If it’s a choice between an invasion by these two guys or the two gay-obssessed Russian leaders in the next item, we’d have to think abut it. OK, not really, since these particular Americans appear to be potty trained.Pete and Bret Leduc, both of Los Angeles, happy to tout their stereotype during a visit to Longyearbyen this week, which of course won over plenty of locals including Kroa employee Ida Christine Aske Lima who was among those clamoring for a photo. The gents are wearing custom t-shirts they obtained in 2013 for their foreign travels. Pete’s advice on ensuring a visitor lives up to the shirts’ boast: “The stupid thing I find myself doing is complaining how expensive everything is.” On the other hand, they actually asked where the bathroom is, unlike the parade of tourists doing the deed in questionable places outdoors that we exhibited in this space last week….

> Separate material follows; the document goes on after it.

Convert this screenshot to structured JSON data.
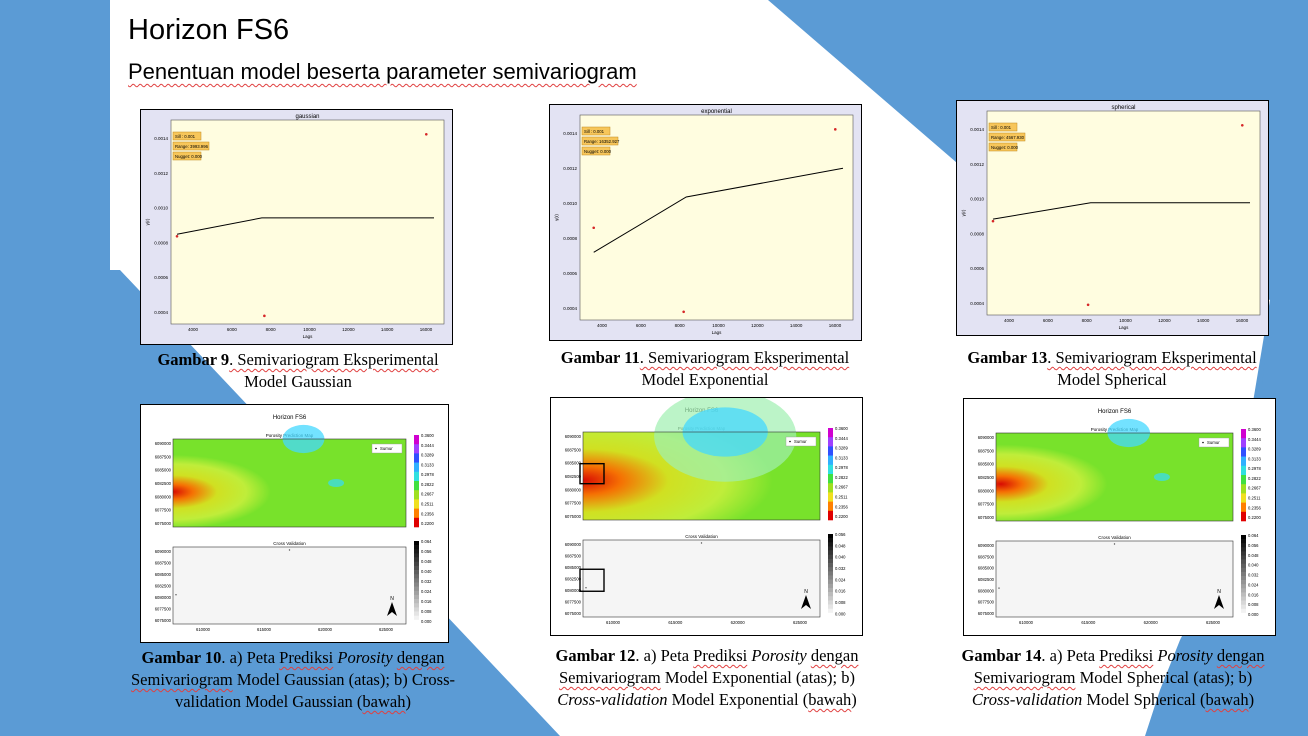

Russia’s deputy internet troll is back and feeding orts and droppings to our superficial media souls by declaring “Russia’s tanks don’t need visas” when visiting places like Svalbard. Dmitry Rogozin, responding Saturday on Russian state TV to concerns about increasingly aggressive activity in the Arctic, basically told Norway to screw themselves as it plans to enact tougher entry restrictions to Svalbard after his unwanted visit here in April. “So what if they won’t give us visas, put us on sanctions list,” he said before tossing in the tank remark. He said the West “is afraid of the fact that we have started looking around, at our enormous territory.” What we should fear, he added in one of infamous Twitter messages, is the West will “fall under the weight of Islamic State and gays.” Because those two seem like such a natural alliance…

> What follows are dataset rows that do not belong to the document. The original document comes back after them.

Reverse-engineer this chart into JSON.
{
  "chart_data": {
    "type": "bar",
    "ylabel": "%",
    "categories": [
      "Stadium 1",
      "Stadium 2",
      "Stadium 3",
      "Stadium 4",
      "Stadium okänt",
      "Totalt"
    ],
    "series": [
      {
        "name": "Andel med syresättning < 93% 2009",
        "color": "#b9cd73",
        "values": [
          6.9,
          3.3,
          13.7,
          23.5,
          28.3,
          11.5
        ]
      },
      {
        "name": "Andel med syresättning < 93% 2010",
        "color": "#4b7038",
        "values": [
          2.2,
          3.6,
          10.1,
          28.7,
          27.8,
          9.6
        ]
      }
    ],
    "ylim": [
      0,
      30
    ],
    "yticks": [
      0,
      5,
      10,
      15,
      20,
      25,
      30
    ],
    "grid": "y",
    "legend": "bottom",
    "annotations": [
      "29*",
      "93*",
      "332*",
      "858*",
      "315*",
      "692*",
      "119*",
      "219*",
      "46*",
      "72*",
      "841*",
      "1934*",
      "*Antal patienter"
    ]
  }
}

Much as we poke fun the revival of certain Soviet-era antics, there’s nothing amusing when real repression occurs – and in this case it’s happening on our side of the border as Norwegian government officials are stripping the online newspaper BarentsObserver, which provides some of the best “outside” coverage of Svalbard, of its right to publish without censorship. That has prompted the publishing of our first-ever editorial as we and pretty much every other journalism entity in Norway are denouncing the decision. BarentsObserver is is essentially owned by Norway’s three northernmost county governments, but that’s no excuse when objective coverage of what’s happening between Norway and Russia is more important than ever.